Thanks to you kind people for the help!!!


----------



## jwheeler (Nov 23, 2005)

What is the average time it takes to recieve the rebate once submited


----------



## Malibu13 (Sep 12, 2004)

jwheeler said:


> What is the average time it takes to recieve the rebate once submited


i have seen reports of as little as 3 wks.-8wks...........and yet, some have not gotten it back yet, even after 8 wks.


----------



## Janice805 (Nov 27, 2005)

I mailed mine on 10-20-05 (rebate form printed from website) and received my $100 check today 11-26-05.


----------



## Janice805 (Nov 27, 2005)

Oops. Sorry, mine was not for the R15 but for another R10 Direct TV TIVO. Just found this forum today and didn't pay close attention (just saw "rebate").... 

Just came over from the TIVO Community forum. Guess I'll lurk here now (but try to pay closer attention to the subject matter)


----------



## Malibu13 (Sep 12, 2004)

Janice805 said:


> I mailed mine on 10-20-05 (rebate form printed from website) and received my $100 check today 11-26-05.


glad you got it back relatively quick.  that early xmas cash helps huh?


----------



## Bogney (Jul 11, 2003)

My sister got an R15 with the understanding that there was a $100 rebate. Now she is being told that the rebate is for new subscribers only. Is this true?


----------



## Manchesters (Nov 20, 2005)

Bogney said:


> My sister got an R15 with the understanding that there was a $100 rebate. Now she is being told that the rebate is for new subscribers only. Is this true?

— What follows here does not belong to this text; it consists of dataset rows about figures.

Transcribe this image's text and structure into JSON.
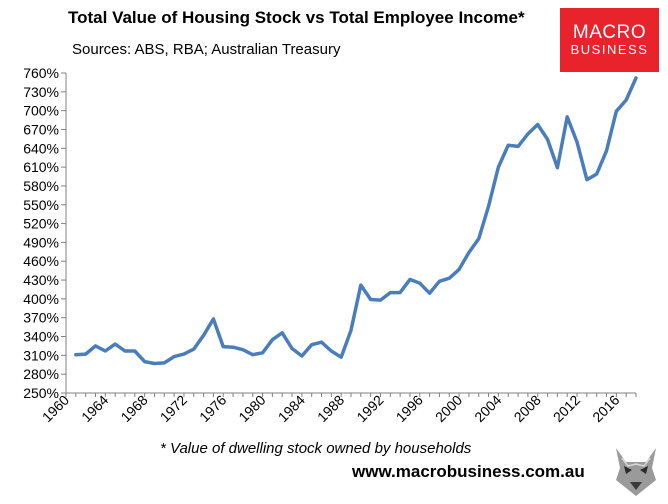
{
  "header": {
    "title": "Total Value of Housing Stock vs Total Employee Income*",
    "sources": "Sources: ABS, RBA; Australian Treasury"
  },
  "logo": {
    "line1": "MACRO",
    "line2": "BUSINESS",
    "color": "#e8232c"
  },
  "footer": {
    "footnote": "* Value of dwelling stock owned by households",
    "website": "www.macrobusiness.com.au"
  },
  "chart_data": {
    "type": "line",
    "title": "Total Value of Housing Stock vs Total Employee Income*",
    "subtitle": "Sources: ABS, RBA; Australian Treasury",
    "xlabel": "",
    "ylabel": "",
    "ylim": [
      250,
      760
    ],
    "y_ticks": [
      "250%",
      "280%",
      "310%",
      "340%",
      "370%",
      "400%",
      "430%",
      "460%",
      "490%",
      "520%",
      "550%",
      "580%",
      "610%",
      "640%",
      "670%",
      "700%",
      "730%",
      "760%"
    ],
    "x_ticks": [
      "1960",
      "1964",
      "1968",
      "1972",
      "1976",
      "1980",
      "1984",
      "1988",
      "1992",
      "1996",
      "2000",
      "2004",
      "2008",
      "2012",
      "2016"
    ],
    "xlim": [
      1960,
      2018
    ],
    "grid": false,
    "line_color": "#4a7ebb",
    "series": [
      {
        "x": [
          1961,
          1962,
          1963,
          1964,
          1965,
          1966,
          1967,
          1968,
          1969,
          1970,
          1971,
          1972,
          1973,
          1974,
          1975,
          1976,
          1977,
          1978,
          1979,
          1980,
          1981,
          1982,
          1983,
          1984,
          1985,
          1986,
          1987,
          1988,
          1989,
          1990,
          1991,
          1992,
          1993,
          1994,
          1995,
          1996,
          1997,
          1998,
          1999,
          2000,
          2001,
          2002,
          2003,
          2004,
          2005,
          2006,
          2007,
          2008,
          2009,
          2010,
          2011,
          2012,
          2013,
          2014,
          2015,
          2016,
          2017,
          2018
        ],
        "values": [
          311,
          312,
          325,
          317,
          328,
          317,
          317,
          300,
          297,
          298,
          308,
          312,
          320,
          342,
          368,
          324,
          323,
          319,
          311,
          314,
          335,
          346,
          321,
          309,
          327,
          331,
          317,
          307,
          350,
          422,
          399,
          398,
          410,
          410,
          431,
          425,
          409,
          428,
          433,
          447,
          474,
          496,
          548,
          610,
          645,
          643,
          663,
          678,
          654,
          609,
          690,
          650,
          590,
          599,
          636,
          699,
          717,
          752
        ]
      }
    ]
  }
}
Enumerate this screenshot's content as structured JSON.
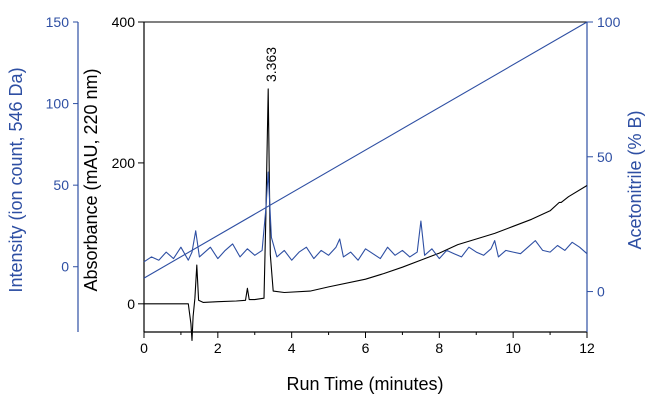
{
  "chart_data": {
    "type": "line",
    "xlabel": "Run Time (minutes)",
    "x_ticks": [
      "0",
      "2",
      "4",
      "6",
      "8",
      "10",
      "12"
    ],
    "xlim": [
      0,
      12
    ],
    "axes": {
      "absorbance": {
        "label": "Absorbance (mAU, 220 nm)",
        "ylim": [
          -40,
          400
        ],
        "ticks": [
          "0",
          "200",
          "400"
        ],
        "color": "#000000"
      },
      "intensity": {
        "label": "Intensity (ion count, 546 Da)",
        "ylim": [
          -40,
          150
        ],
        "ticks": [
          "0",
          "50",
          "100",
          "150"
        ],
        "color": "#2e4fa3"
      },
      "acetonitrile": {
        "label": "Acetonitrile (% B)",
        "ylim": [
          -15,
          100
        ],
        "ticks": [
          "0",
          "50",
          "100"
        ],
        "color": "#2e4fa3"
      }
    },
    "peak_annotation": {
      "text": "3.363",
      "x": 3.363
    },
    "series": [
      {
        "axis": "absorbance",
        "color": "#000000",
        "x": [
          0,
          0.5,
          1.0,
          1.2,
          1.27,
          1.3,
          1.33,
          1.38,
          1.43,
          1.48,
          1.6,
          2.0,
          2.5,
          2.75,
          2.8,
          2.85,
          3.0,
          3.25,
          3.3,
          3.363,
          3.42,
          3.5,
          3.8,
          4.5,
          5.0,
          6.0,
          6.5,
          7.0,
          7.5,
          8.0,
          8.5,
          9.0,
          9.5,
          10.0,
          10.5,
          11.0,
          11.25,
          11.3,
          11.5,
          12.0
        ],
        "y": [
          0,
          0,
          0,
          0,
          -28,
          -52,
          -18,
          8,
          55,
          5,
          2,
          3,
          4,
          5,
          22,
          6,
          6,
          8,
          120,
          305,
          70,
          18,
          16,
          18,
          24,
          35,
          43,
          52,
          62,
          72,
          84,
          92,
          100,
          110,
          120,
          132,
          144,
          144,
          152,
          168
        ]
      },
      {
        "axis": "intensity",
        "color": "#2e4fa3",
        "x": [
          0,
          0.2,
          0.4,
          0.6,
          0.8,
          1.0,
          1.2,
          1.3,
          1.4,
          1.5,
          1.6,
          1.8,
          2.0,
          2.2,
          2.4,
          2.6,
          2.8,
          3.0,
          3.2,
          3.3,
          3.363,
          3.45,
          3.6,
          3.8,
          4.0,
          4.2,
          4.4,
          4.6,
          4.8,
          5.0,
          5.2,
          5.3,
          5.4,
          5.6,
          5.8,
          6.0,
          6.2,
          6.4,
          6.6,
          6.8,
          7.0,
          7.2,
          7.4,
          7.5,
          7.6,
          7.8,
          8.0,
          8.2,
          8.4,
          8.6,
          8.8,
          9.0,
          9.2,
          9.4,
          9.5,
          9.6,
          9.8,
          10.0,
          10.2,
          10.4,
          10.6,
          10.8,
          11.0,
          11.2,
          11.4,
          11.6,
          11.8,
          12.0
        ],
        "y": [
          3,
          6,
          4,
          9,
          5,
          12,
          4,
          9,
          22,
          6,
          8,
          12,
          5,
          10,
          14,
          6,
          11,
          7,
          10,
          35,
          58,
          18,
          6,
          10,
          4,
          9,
          12,
          5,
          10,
          7,
          12,
          17,
          6,
          9,
          4,
          11,
          8,
          5,
          12,
          7,
          10,
          6,
          9,
          28,
          7,
          11,
          5,
          10,
          8,
          6,
          12,
          9,
          7,
          11,
          16,
          6,
          10,
          9,
          8,
          12,
          16,
          10,
          9,
          13,
          10,
          15,
          12,
          8
        ]
      },
      {
        "axis": "acetonitrile",
        "color": "#2e4fa3",
        "x": [
          0,
          12
        ],
        "y": [
          5,
          100
        ]
      }
    ]
  }
}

No, that is not true. It is for anyone who buys the R-10 or R-15 and activates it!


----------



## carl6 (Nov 16, 2005)

I believe there is a limit of one rebate within some period of time, such as the past year or something like that.

Based on when she started service and what, if any, upgrades she has had since then, she may or may not be eligible for the R15 rebate.

Carl


----------



## Manchesters (Nov 20, 2005)

I got my rebate today in the mail. Sent it in approx. 11/25.


----------



## Malibu13 (Sep 12, 2004)

Glad to hear it  Now enjoy your "Free DVR"


----------